Analysis of a Spontaneous Non-Motile and Avirulent Mutant Shows That FliM Is Required for Full Endoflagella Assembly in Leptospira interrogans

Abstract

Pathogenic Leptospira strains are responsible for leptospirosis, a worldwide emerging zoonotic disease. These spirochetes are unique amongst bacteria because of their corkscrew-like cell morphology and their periplasmic flagella. Motility is reported as an important virulence determinant, probably favoring entry and dissemination of pathogenic Leptospira in the host. However, proteins constituting the periplasmic flagella and their role in cell shape, motility and virulence remain poorly described. In this study, we characterized a spontaneous L. interrogans mutant strain lacking motility, correlated with the loss of the characteristic hook-shaped ends, and virulence in the animal model. Whole genome sequencing allowed the identification of one nucleotide deletion in the fliM gene resulting in a premature stop codon, thereby preventing the production of flagellar motor switch protein FliM. Genetic complementation restored cell morphology, motility and virulence comparable to those of wild type cells. Analyses of purified periplasmic flagella revealed a defect in flagella assembly, resulting in shortened flagella compared to the wild type strain. This also correlated with a lower amount of major filament proteins FlaA and FlaB. Altogether, these findings demonstrate that FliM is required for full and correct assembly of the flagella which is essential for motility and virulence.

Fig 1. Morphology and motility of 702^mot-, WT and 702^compl strains.

(A) Observation under dark-field microscopy at ×20 or ×200 magnifications of cultures in liquid EMJH. (B) Spread of bacteria on soft 0.5% agar EMJH plates observed after 10 days of incubation. Identical results were obtained on 0.3% agar plates (S2 Fig). (C) Images taken every 0.1 s during 0.6 s under dark-field microscopy at ×200 magnification.

Fig 2. Mutation in fliM gene in 702^mot- strain.

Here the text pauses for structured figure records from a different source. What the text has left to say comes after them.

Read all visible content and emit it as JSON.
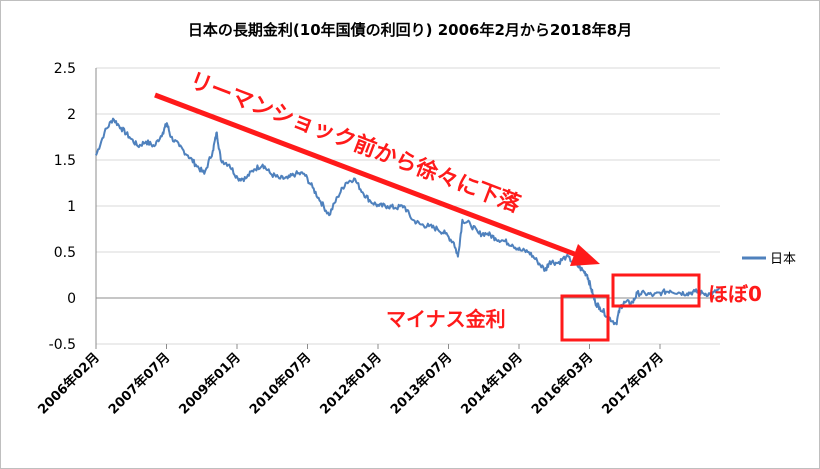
{
  "chart_data": {
    "type": "line",
    "title": "日本の長期金利(10年国債の利回り)  2006年2月から2018年8月",
    "xlabel": "",
    "ylabel": "",
    "ylim": [
      -0.5,
      2.5
    ],
    "yticks": [
      "2.5",
      "2",
      "1.5",
      "1",
      "0.5",
      "0",
      "-0.5"
    ],
    "xticks": [
      "2006年02月",
      "2007年07月",
      "2009年01月",
      "2010年07月",
      "2012年01月",
      "2013年07月",
      "2014年10月",
      "2016年03月",
      "2017年07月"
    ],
    "legend": {
      "position": "right",
      "label": "日本"
    },
    "series": [
      {
        "name": "日本",
        "color": "#4f81bd",
        "x": [
          2006.08,
          2006.25,
          2006.42,
          2006.58,
          2006.75,
          2006.92,
          2007.08,
          2007.25,
          2007.42,
          2007.5,
          2007.58,
          2007.75,
          2007.92,
          2008.08,
          2008.25,
          2008.42,
          2008.5,
          2008.58,
          2008.75,
          2008.92,
          2009.08,
          2009.25,
          2009.42,
          2009.58,
          2009.75,
          2009.92,
          2010.08,
          2010.25,
          2010.42,
          2010.58,
          2010.75,
          2010.92,
          2011.08,
          2011.25,
          2011.42,
          2011.58,
          2011.75,
          2011.92,
          2012.08,
          2012.25,
          2012.42,
          2012.58,
          2012.75,
          2012.92,
          2013.08,
          2013.25,
          2013.33,
          2013.42,
          2013.58,
          2013.75,
          2013.92,
          2014.08,
          2014.25,
          2014.42,
          2014.58,
          2014.75,
          2014.92,
          2015.08,
          2015.17,
          2015.33,
          2015.5,
          2015.67,
          2015.83,
          2015.92,
          2016.0,
          2016.08,
          2016.17,
          2016.33,
          2016.5,
          2016.58,
          2016.67,
          2016.83,
          2016.92,
          2017.08,
          2017.25,
          2017.42,
          2017.58,
          2017.75,
          2017.92,
          2018.08,
          2018.25,
          2018.42,
          2018.58
        ],
        "values": [
          1.55,
          1.8,
          1.95,
          1.85,
          1.75,
          1.65,
          1.7,
          1.65,
          1.8,
          1.9,
          1.75,
          1.65,
          1.55,
          1.45,
          1.35,
          1.6,
          1.8,
          1.5,
          1.45,
          1.3,
          1.3,
          1.4,
          1.45,
          1.35,
          1.3,
          1.3,
          1.35,
          1.35,
          1.2,
          1.05,
          0.9,
          1.1,
          1.25,
          1.3,
          1.15,
          1.05,
          1.0,
          1.0,
          0.98,
          1.0,
          0.85,
          0.8,
          0.78,
          0.75,
          0.7,
          0.6,
          0.45,
          0.85,
          0.8,
          0.7,
          0.7,
          0.65,
          0.62,
          0.58,
          0.52,
          0.5,
          0.4,
          0.3,
          0.4,
          0.38,
          0.45,
          0.38,
          0.3,
          0.25,
          0.1,
          -0.05,
          -0.1,
          -0.2,
          -0.28,
          -0.1,
          -0.05,
          -0.05,
          0.05,
          0.05,
          0.03,
          0.06,
          0.08,
          0.06,
          0.05,
          0.07,
          0.05,
          0.04,
          0.1
        ]
      }
    ],
    "annotations": {
      "arrow_text": "リーマンショック前から徐々に下落",
      "negative_label": "マイナス金利",
      "near_zero_label": "ほぼ0"
    }
  }
}
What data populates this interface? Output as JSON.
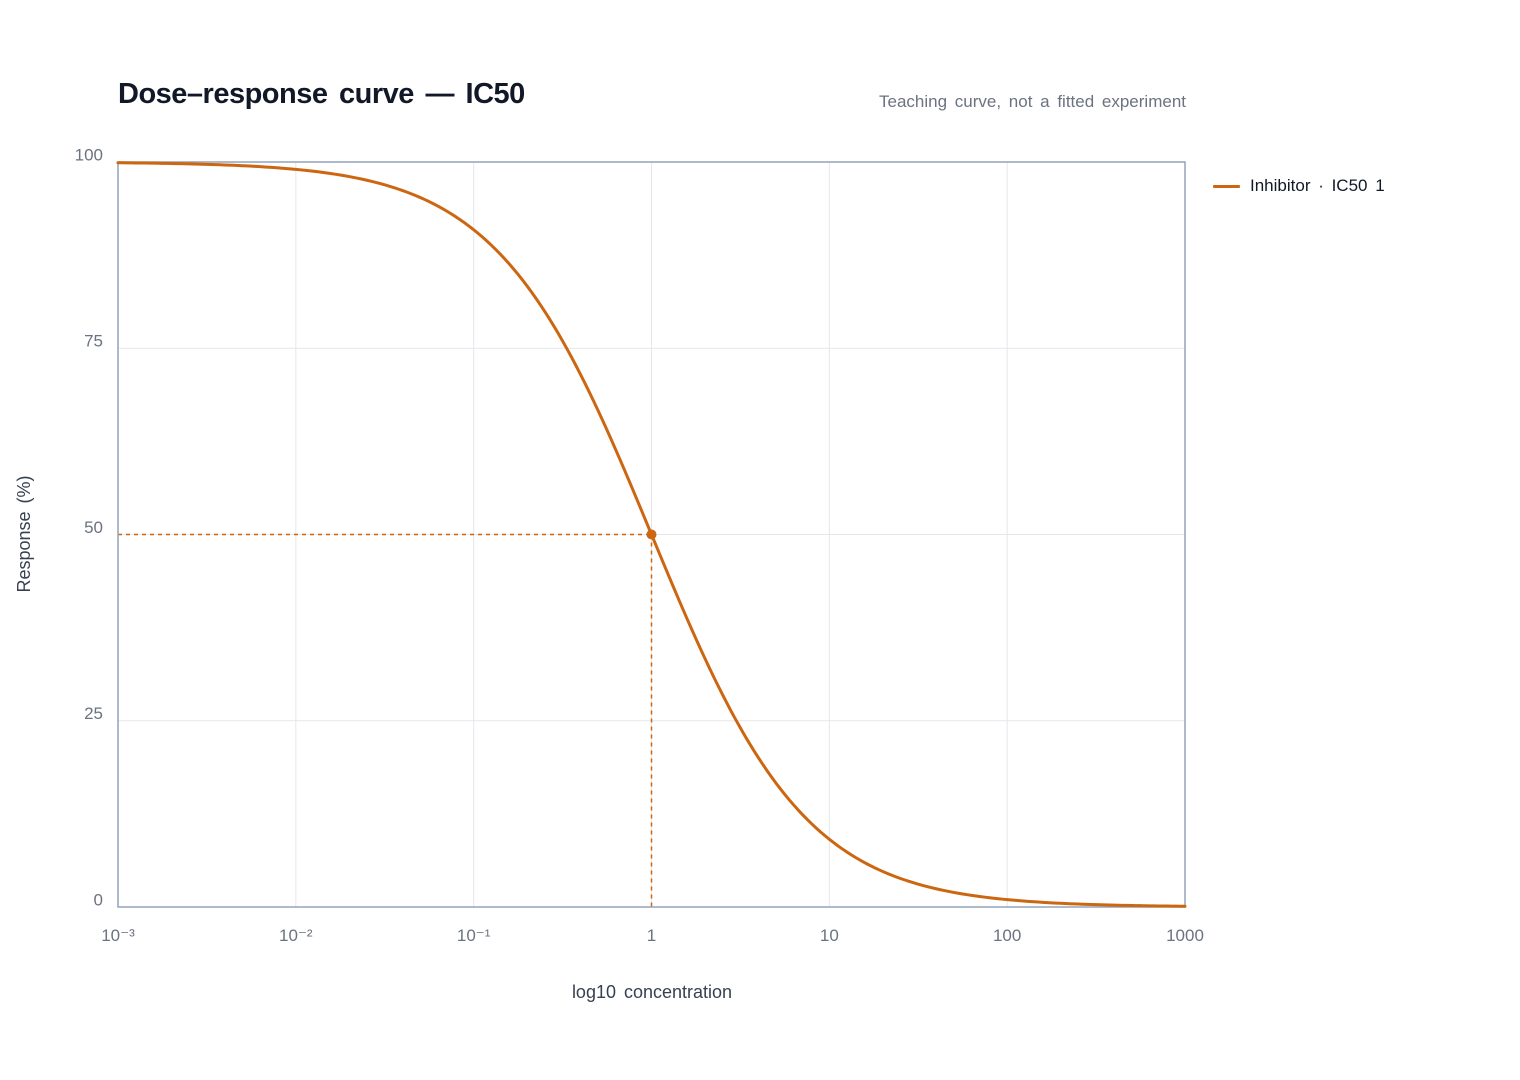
{
  "chart_data": {
    "type": "line",
    "title": "Dose–response curve — IC50",
    "subtitle": "Teaching curve, not a fitted experiment",
    "xlabel": "log10 concentration",
    "ylabel": "Response (%)",
    "x_scale": "log",
    "xlim": [
      0.001,
      1000
    ],
    "ylim": [
      0,
      100
    ],
    "x_ticks": [
      0.001,
      0.01,
      0.1,
      1,
      10,
      100,
      1000
    ],
    "x_tick_labels": [
      "10⁻³",
      "10⁻²",
      "10⁻¹",
      "1",
      "10",
      "100",
      "1000"
    ],
    "y_ticks": [
      0,
      25,
      50,
      75,
      100
    ],
    "y_tick_labels": [
      "0",
      "25",
      "50",
      "75",
      "100"
    ],
    "grid": true,
    "legend_position": "right",
    "series": [
      {
        "name": "Inhibitor · IC50 1",
        "color": "#cc6611",
        "x": [
          0.001,
          0.003,
          0.01,
          0.03,
          0.1,
          0.2,
          0.3,
          0.5,
          0.7,
          1,
          1.5,
          2,
          3,
          5,
          10,
          30,
          100,
          300,
          1000
        ],
        "y": [
          99.8,
          99.4,
          98.8,
          96.1,
          90.9,
          83.3,
          76.9,
          66.7,
          58.8,
          50.0,
          40.0,
          33.3,
          25.0,
          16.7,
          9.1,
          3.2,
          1.0,
          0.3,
          0.1
        ]
      }
    ],
    "annotations": [
      {
        "type": "marker",
        "x": 1,
        "y": 50
      },
      {
        "type": "guide-lines",
        "x": 1,
        "y": 50,
        "style": "dashed"
      }
    ]
  }
}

(A) Genetic locus of fliM gene in L. interrogans. The arrow indicates the localization of the SNP in the 702^mot- strain. Gene nomenclature corresponds to the homologs in L. interrogans serovar Copenhageni strain Fiocruz L1-130. (B) fliM nucleotide and corresponding amino acid sequences in mutated and WT strains. The deletion at position 105 of the coding sequence in strain 702^mot- induces a stop codon. (C) Detection of FliM and LipL41 by immunoblots. Uncropped gels are presented in S4 Fig.

Fig 3. Virulence of 702^mot-, WT and 702^compl strains.

The hamsters were infected intraperitoneally with the three strains. One group of 5 hamsters received 10⁸ leptospires of 702^mot- strain, 2 groups of 5 hamsters received 10⁸ or 10⁶ leptospires of WT strain and 2 groups of 10 hamsters received 10⁸ or 10⁶ leptospires of 702^compl strain.

Fig 4. Flagella integrity in 702^mot-, WT and 702^compl strains.

(A) Immunofluorescence assay using FlaB antibody on methanol permeabilized cells detected by Cy3 coupled secondary antibodies (yellow) and DAPI counterstaining (blue). Merged images are presented. (B and C) Observation of flagella preparations by transmission electron microscopy after negative staining with uranyl acetate at ×4,800 magnification (B) and ×30,000 magnification (C). The arrows point flagellar motors.

Fig 5. Flagellar protein content in 702^mot-, 702^compl and WT strains.

(A) Purified flagella analyzed by Coomassie stained SDS-PAGE. (B and C) Detection of FlaA2 and FlaB by immunoblots in (B) purified flagella and (C) whole cell lysates. Uncropped gels are presented in S7 Fig.